La disperazione che spera: la poesia di Antonio Alleva

di Lucilio Santoni

“Cronache di fine Occidente. La Collina del Dingh” è il titolo del libro doppio di Antonio Alleva, ora in libreria per i tipi di PuntoaCapo, editore attentissimo alle voci poetiche autentiche. Libro doppio che però va letto tutto insieme come un notiziario ideale, che parte da lontano, tocca gli estremi confini del mondo, per diventare il notiziario della nostra vita. Alleva muove dallo sguardo, certo, ma è l’ascolto, ineccepibile, che gli permette di registrare su carta quei frammenti di realtà che, tessuti con amore, si fanno memoria, si fanno richiesta incessante d’infinito e, pertanto, preghiera: “perfino nell’estasi dopo la congiunzione carnale […] perfino ora il soma / assume la forma della croce”. A fare l’amore si vince in Cielo, a fare sesso si vince sulla Terra, ma questo Occidente non sa fare né l’uno né l’altro e, pertanto, finisce, insieme alle sue magnifiche sorti e progressive. Forse non il sonno della ragione produce mostri, bensì il sogno del progresso.
In una delle poesie più toccanti, “Elementare”, Alleva interroga se stesso in una foto da bambino nella quale a stento si riconosce: “dimmi / ora raccontami tu, / come sarebbe andata se non avessi così clamorosamente / sbagliato sentiero”. Si capisce bene che la domanda è terribilmente vera anche per l’intero nostro mondo che ha smarrito se stesso, a colpi di napalm e a colpi di borsa valori, di fucili e di immagini ridondanti, di parole superflue, di frasi fatte, di luoghi comuni. Le stesse persone che il venerdì s’indignano per l’inquinamento del Pianeta, quelle stesse persone, che in un altro Venerdì di duemila e rotti anni fa i potenti di turno persuasero che quel figlio di dio era un percolo pubblico, allora dov’erano?

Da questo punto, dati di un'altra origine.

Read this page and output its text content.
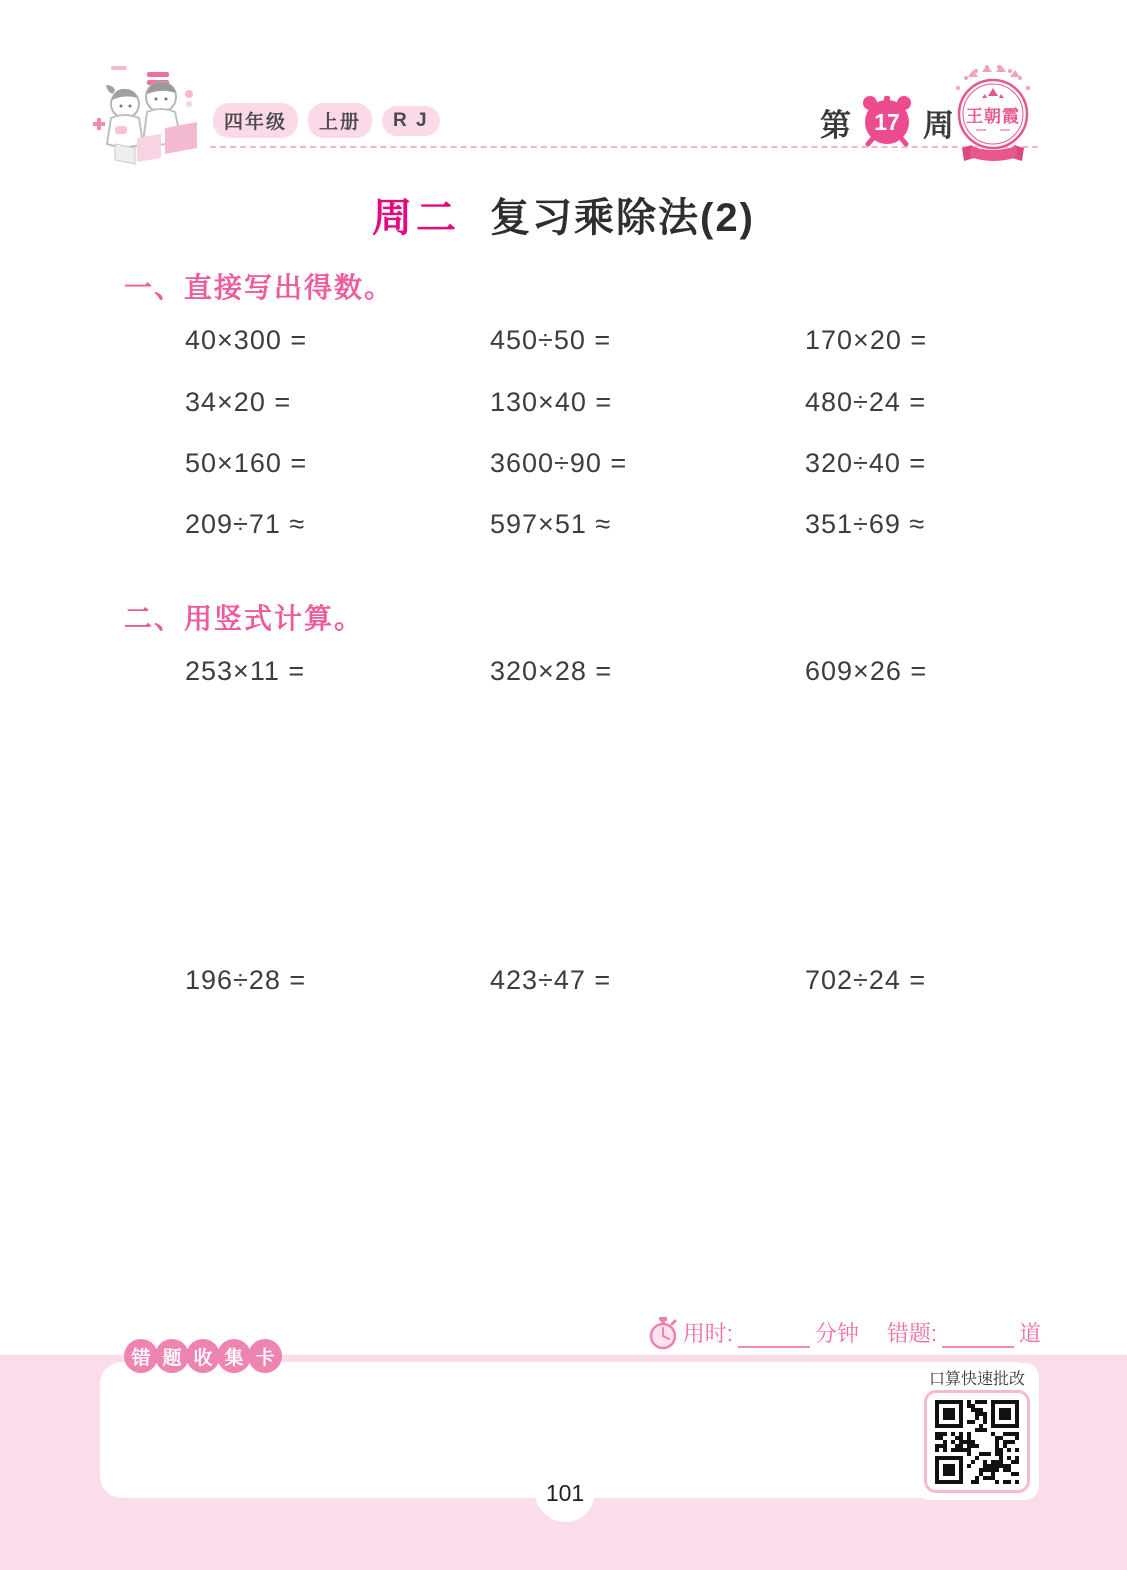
四年级	上册	R J	第 17 周 王朝霞
周二 复习乘除法(2)
一、直接写出得数。
40×300 =	450÷50 =	170×20 =
34×20 =	130×40 =	480÷24 =
50×160 =	3600÷90 =	320÷40 =
209÷71 ≈	597×51 ≈	351÷69 ≈
二、用竖式计算。
253×11 =	320×28 =	609×26 =
196÷28 =	423÷47 =	702÷24 =
用时:	分钟 错题:	道
错 题 收 集 卡
口算快速批改
101
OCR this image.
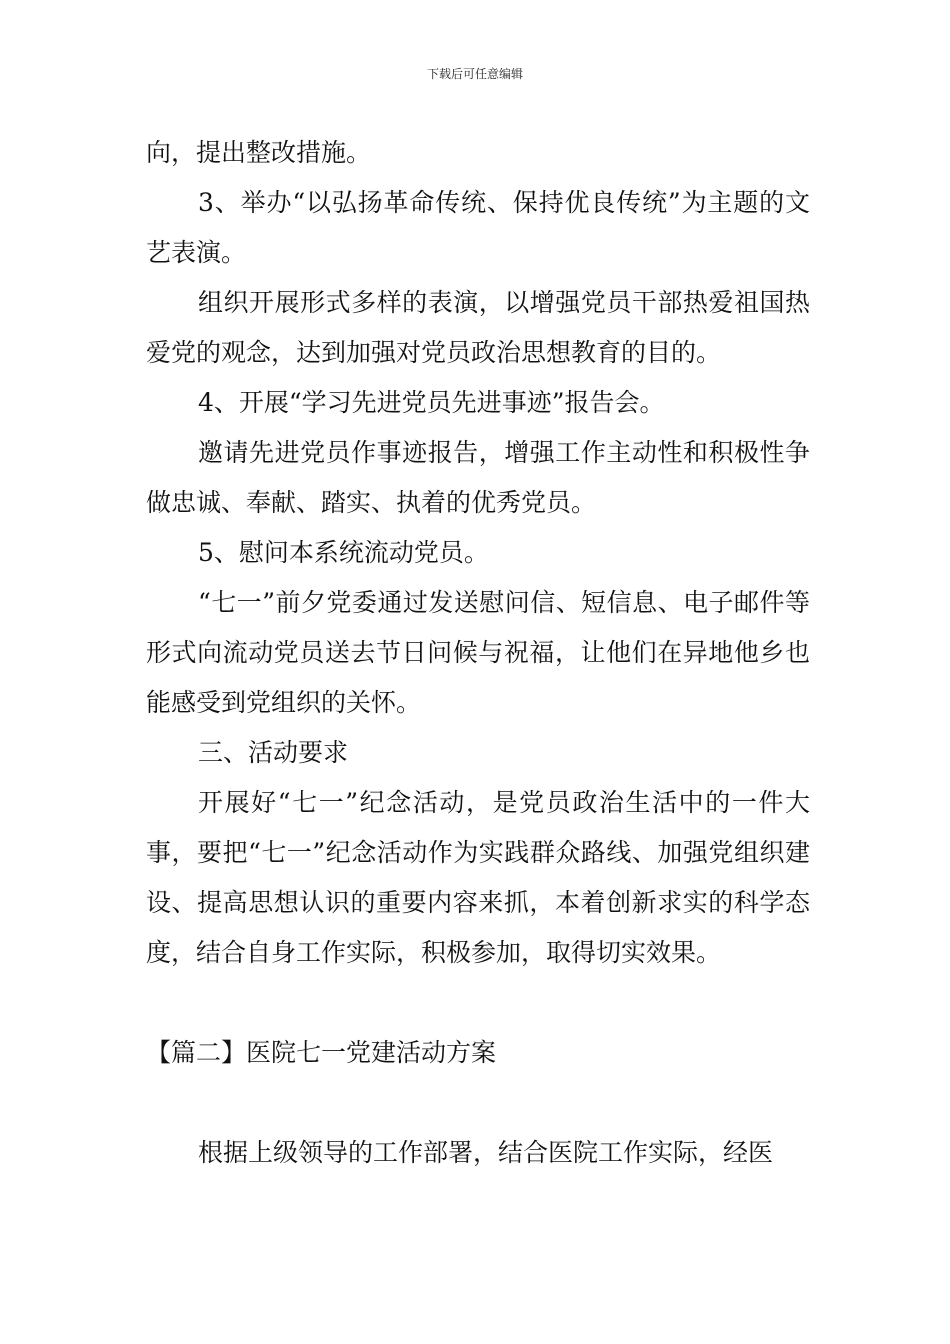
下载后可任意编辑

向，提出整改措施。

3、举办“以弘扬革命传统、保持优良传统”为主题的文艺表演。

组织开展形式多样的表演，以增强党员干部热爱祖国热爱党的观念，达到加强对党员政治思想教育的目的。

4、开展“学习先进党员先进事迹”报告会。

邀请先进党员作事迹报告，增强工作主动性和积极性争做忠诚、奉献、踏实、执着的优秀党员。

5、慰问本系统流动党员。

“七一”前夕党委通过发送慰问信、短信息、电子邮件等形式向流动党员送去节日问候与祝福，让他们在异地他乡也能感受到党组织的关怀。

三、活动要求

开展好“七一”纪念活动，是党员政治生活中的一件大事，要把“七一”纪念活动作为实践群众路线、加强党组织建设、提高思想认识的重要内容来抓，本着创新求实的科学态度，结合自身工作实际，积极参加，取得切实效果。

【篇二】医院七一党建活动方案

根据上级领导的工作部署，结合医院工作实际，经医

E oggi a cosa credono?
Domande come voragini e siamo fortunati se abbiamo un amico con cui parlarne e fare lunghe chiacchierate, che si chiami Sabatino o sconosciuto, per gridare la disperazione e la paura, col cuore e col cervello che tra poco mi si spaccano, chiamare mamma, papà, la mia sposa e un salvamento; ci dovrà pur essere un salvamento, non so dove ma lo spero. E mi vergogno un po’ di aver rifiutato le radici, per tanto tempo, e represso la nostalgia. Ma tu, babbo, perdonami, anzi so già che mi hai perdonato, come mi ha perdonato la mamma; mamma, se questo silenzio non fosse così avvolgente, tornerei persino da te. Mamma, babbo, dove siete? E perché dopo avermi riportato qui / mi avete abbandonato? Ritornano la Croce, le lacrime e la bellezza che ne scaturisce, unica possibilità di salvamento. Perché è vero che l’Occidente finisce, ma forse non smette mai di finire.